Optical coherence tomography angiography (OCTA) has provided additional insights into the vascular characteristics of torpedo maculopathy. While conventional fluorescein angiography (FA) typically shows no leakage, OCTA has occasionally demonstrated reduced choriocapillaris flow beneath the lesion. This vascular alteration, though not universally present, suggests a localized disturbance in choroidal circulation. The absence of neovascularization in most cases differentiates torpedo maculopathy from other macular pathologies that share similar outer retinal disruptions, such as choroidal neovascular membranes or central serous chorioretinopathy.

Theoretical Pathophysiology

The underlying mechanisms driving torpedo maculopathy remain uncertain, but prevailing theories suggest a developmental anomaly affecting the retinal pigment epithelium (RPE) and its interaction with the choroid. One hypothesis proposes that the lesion results from incomplete differentiation or migration of RPE cells during fetal development. Given its consistent localization in the temporal macula, this theory aligns with the idea that a disruption in regional signaling pathways could lead to a failure in proper RPE organization. Some cases exhibit subtle thinning in the choroid, suggesting vascular irregularities during embryogenesis might contribute to the condition’s formation.

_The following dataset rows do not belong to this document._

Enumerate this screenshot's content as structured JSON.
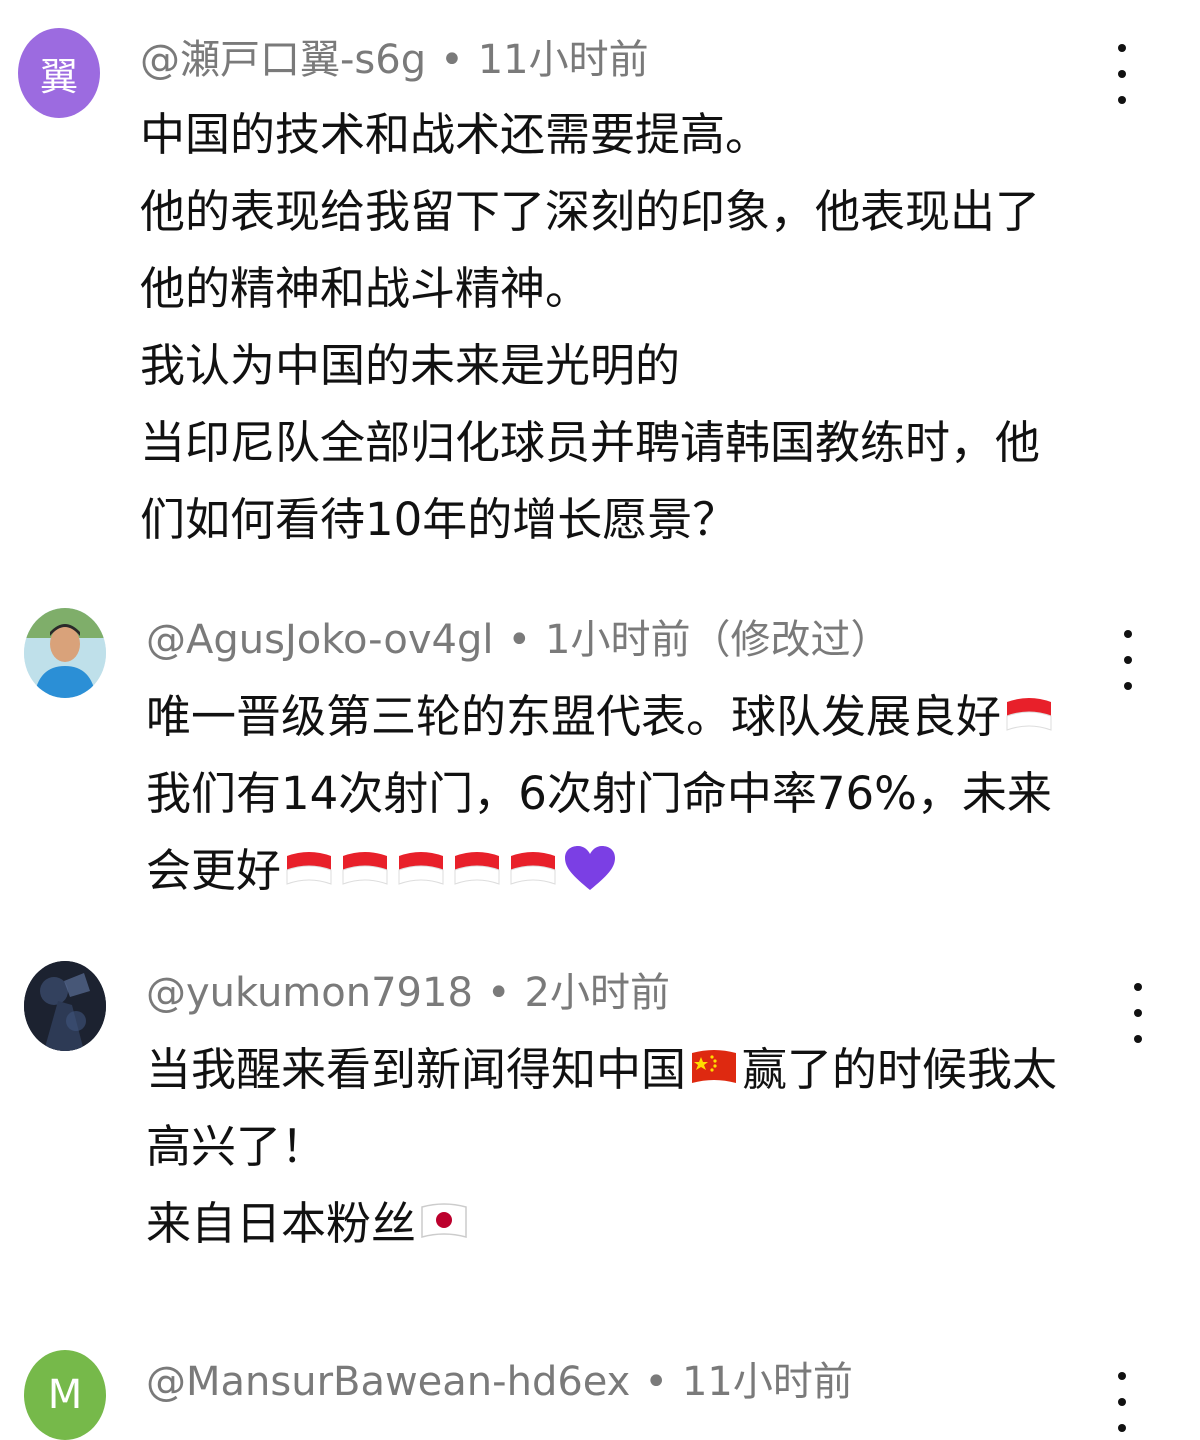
{
  "comments": [
    {
      "avatar_letter": "翼",
      "avatar_color": "#9c6be0",
      "username": "@瀬戸口翼-s6g",
      "separator": "•",
      "time": "11小时前",
      "lines": [
        "中国的技术和战术还需要提高。",
        "他的表现给我留下了深刻的印象，他表现出了",
        "他的精神和战斗精神。",
        "我认为中国的未来是光明的",
        "当印尼队全部归化球员并聘请韩国教练时，他",
        "们如何看待10年的增长愿景？"
      ]
    },
    {
      "avatar_icon": "user-photo",
      "username": "@AgusJoko-ov4gl",
      "separator": "•",
      "time": "1小时前（修改过）",
      "lines": [
        "唯一晋级第三轮的东盟代表。球队发展良好",
        "我们有14次射门，6次射门命中率76%，未来",
        "会更好"
      ],
      "emoji": [
        "indonesia-flag",
        "indonesia-flag",
        "indonesia-flag",
        "indonesia-flag",
        "indonesia-flag",
        "indonesia-flag",
        "purple-heart"
      ]
    },
    {
      "avatar_icon": "dark-game-character",
      "username": "@yukumon7918",
      "separator": "•",
      "time": "2小时前",
      "line1_before_flag": "当我醒来看到新闻得知中国",
      "line1_after_flag": "赢了的时候我太",
      "line2": "高兴了！",
      "line3": "来自日本粉丝",
      "emoji": [
        "china-flag",
        "japan-flag"
      ]
    },
    {
      "avatar_letter": "M",
      "avatar_color": "#76b94a",
      "username": "@MansurBawean-hd6ex",
      "separator": "•",
      "time": "11小时前"
    }
  ],
  "colors": {
    "meta_text": "#7a7a7a",
    "body_text": "#111111",
    "indonesia_red": "#e8202a",
    "china_red": "#de2910",
    "japan_red": "#bc002d",
    "heart": "#7b3fe4"
  }
}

Another perspective considers a defect in the fetal temporal bulge, a transient embryonic structure that influences macular development. This structure guides the maturation of surrounding retinal tissues, and any disruption in its regression could leave behind an area of structural deficiency. The characteristic torpedo-like shape may reflect the directional influence of this developmental process, with the pointed end representing an area of incomplete closure or migration. While postnatal changes in the RPE and photoreceptors may further shape the lesion’s appearance, its congenital nature suggests the primary defect originates early in retinal formation.

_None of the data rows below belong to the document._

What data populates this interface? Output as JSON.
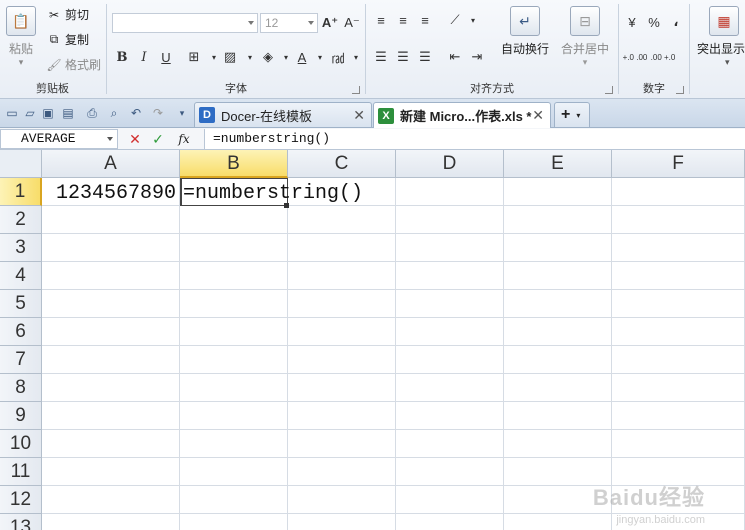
{
  "ribbon": {
    "clipboard": {
      "label": "剪贴板",
      "paste": "粘贴",
      "cut": "剪切",
      "copy": "复制",
      "format_painter": "格式刷"
    },
    "font": {
      "label": "字体",
      "name_value": "",
      "size_value": "12",
      "grow": "A⁺",
      "shrink": "A⁻",
      "bold": "B",
      "italic": "I",
      "underline": "U"
    },
    "alignment": {
      "label": "对齐方式",
      "wrap_text": "自动换行",
      "merge_center": "合并居中"
    },
    "number": {
      "label": "数字",
      "percent": "%",
      "comma": "،",
      "inc_decimal": "+.0 .00",
      "dec_decimal": ".00 +.0"
    },
    "styles": {
      "highlight": "突出显示"
    }
  },
  "tabs": [
    {
      "label": "Docer-在线模板",
      "icon": "D",
      "active": false
    },
    {
      "label": "新建 Micro...作表.xls *",
      "icon": "X",
      "active": true
    }
  ],
  "new_tab": "+",
  "formula_bar": {
    "name_box": "AVERAGE",
    "cancel": "✕",
    "confirm": "✓",
    "fx": "fx",
    "content": "=numberstring()"
  },
  "grid": {
    "columns": [
      "A",
      "B",
      "C",
      "D",
      "E",
      "F"
    ],
    "rows": [
      "1",
      "2",
      "3",
      "4",
      "5",
      "6",
      "7",
      "8",
      "9",
      "10",
      "11",
      "12",
      "13"
    ],
    "cells": {
      "A1": "1234567890",
      "B1": "=numberstring()"
    },
    "active_cell": "B1"
  },
  "watermark": {
    "brand": "Baidu经验",
    "url": "jingyan.baidu.com"
  },
  "colors": {
    "selection_header": "#f8dd6a",
    "cancel_red": "#d22f2f",
    "confirm_green": "#2e9b3a",
    "excel_green": "#2d8f3c",
    "docer_blue": "#2e6cc4"
  }
}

Associations With Other Eye Conditions

Torpedo maculopathy is generally considered an isolated congenital anomaly, but occasional reports suggest coexistence with other ocular conditions. Some studies have documented mild refractive errors, particularly myopia, in individuals with torpedo maculopathy. While this association does not imply causation, it raises questions about whether subtle developmental variations in retinal and choroidal structures contribute to both findings.

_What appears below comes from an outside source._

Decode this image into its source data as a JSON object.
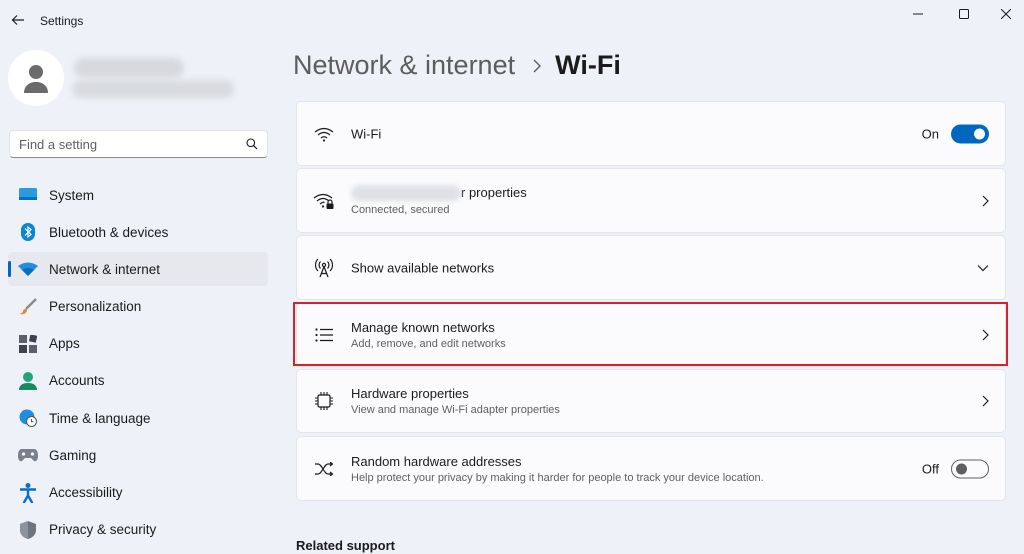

Rare reports link torpedo maculopathy with choroidal neovascularization (CNV). While most cases remain stable, isolated instances of CNV development suggest localized RPE atrophy and choroidal thinning could, in some cases, create an environment conducive to abnormal vascular proliferation. CNV significantly alters the clinical course, potentially leading to progressive visual decline if left untreated. Long-term monitoring with multimodal imaging is advised in patients showing structural progression or new visual symptoms. Early detection of secondary complications allows for timely intervention, preserving visual function.

Clinical Management Approaches

Since torpedo maculopathy is typically asymptomatic and non-progressive, management primarily focuses on observation rather than active treatment. Routine ophthalmologic examinations with fundus photography and OCT are recommended to document baseline characteristics and monitor for structural changes. In cases with visual disturbances, functional assessments such as microperimetry help quantify localized deficits and guide patient counseling. Significant changes over time are uncommon, but periodic follow-up ensures any unexpected alterations are promptly identified.

For individuals who develop complications such as choroidal neovascularization, intervention becomes necessary. Anti-vascular endothelial growth factor (anti-VEGF) therapy, commonly used for CNV in conditions like age-related macular degeneration, has been effective in rare instances of neovascularization in torpedo maculopathy. While these cases are exceptional, awareness of potential secondary changes is important in determining when escalation of care is required. Patients experiencing new visual symptoms, particularly metamorphopsia or a sudden decline in acuity, should undergo immediate imaging to assess for CNV formation.